Perhaps the younger extremists – notably ISIS supporters - penchant for social media, is understandable in the context of a digital native generation. But this behaviour makes the older generation nervous.
new crop of Indonesian extremists, with their penchant for social media, is drawing the ire of an older generation. Will this fragmentation further weaken the jihadi movement in the South East Asian nation?
When Dian Yulia Novi was arrested in December for her role in a plot to bomb the presidential palace in Jakarta, Indonesians were enthralled by the discovery of what could have been the country's first female suicide bomber. The involvement of women as suicide bombers in Islamist extremist groups, increasingly commonplace in the Middle East and in sub-Saharan Africa, was hitherto a novel development in the world's most populous Muslim state.
General Tito Karnavian, chief of the Indonesian Police, cautioned that Dian was only one of several women under surveillance in connection with terror cells across the country. It was another Indonesian woman - Tutin Sugiarto, alias Ummu Absa – who had introduced Dian to Muhammad Solihin, the man she would eventually marry in order to facilitate her involvement as a jihadi suicide bomber. The match was made via the messaging app beloved of Islamist extremists, Telegram. What further captivated observers were Dian and Solihin's intricate descriptions of the plot. Soon after their arrest, both appeared in exclusive, no-holds-barred interviews with major Indonesian news agencies.

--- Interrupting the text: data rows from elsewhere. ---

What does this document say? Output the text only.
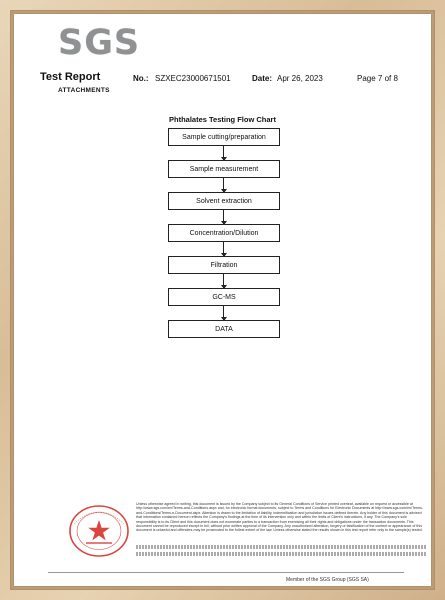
SGS
Test Report
ATTACHMENTS
No.: SZXEC23000671501	Date: Apr 26, 2023	Page 7 of 8
Phthalates Testing Flow Chart
Sample cutting/preparation
Sample measurement
Solvent extraction
Concentration/Dilution
Filtration
GC-MS
DATA
Unless otherwise agreed in writing, this document is issued by the Company subject to its General Conditions of Service printed overleaf, available on request or accessible at http://www.sgs.com/en/Terms-and-Conditions.aspx and, for electronic format documents, subject to Terms and Conditions for Electronic Documents at http://www.sgs.com/en/Terms-and-Conditions/Terms-e-Document.aspx. Attention is drawn to the limitation of liability, indemnification and jurisdiction issues defined therein. Any holder of this document is advised that information contained hereon reflects the Company's findings at the time of its intervention only and within the limits of Client's instructions, if any. The Company's sole responsibility is to its Client and this document does not exonerate parties to a transaction from exercising all their rights and obligations under the transaction documents. This document cannot be reproduced except in full, without prior written approval of the Company. Any unauthorized alteration, forgery or falsification of the content or appearance of this document is unlawful and offenders may be prosecuted to the fullest extent of the law. Unless otherwise stated the results shown in this test report refer only to the sample(s) tested.
Member of the SGS Group (SGS SA)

Indonesians may have been glued to their screens, but the media frenzy drew the ire of an older generation of jihadis, particularly members of transnational Islamist extremist group, Jemaah Islamiyya (JI).
Dian's plot had been thwarted with the cell's discovery by Detachment 88, a special forces counter-terrorism squad formed in the wake of the 2002 Bali bombing, which was perpetrated by JI. Following that attack and the 2003 Marriot Hotel blast in Jakarta, also by that group, Indonesia moved to put in place a concerted counter-terrorism framework. Detachment 88, and later the National Agency for Combating Terrorism (BNPT), were established to police terrorism. The legal framework, in the form of the Law on Combating Criminal Acts of Terrorism, was rapidly passed in 2003. Among other things, this allowed for suspects to be detained for up to six months in ongoing investigations.
Since the January 2016 attacks in Jakarta by ISIS supporters, the government has been pushing for a revision of the legislation to enable greater pre-emptive powers for security forces. Tighter surveillance, expanded police detention, and greater coordination between security services has meant the space in which Islamist extremist groups could operate freely is diminishing. As a result, they have needed to evolve to using less typical perpetrators of terrorism, such as women and children. They have also needed to move to looser networks of association to avoid detection, such as 'lone wolves' and 'wolf pack' cell structures, as is evident in other parts of the world.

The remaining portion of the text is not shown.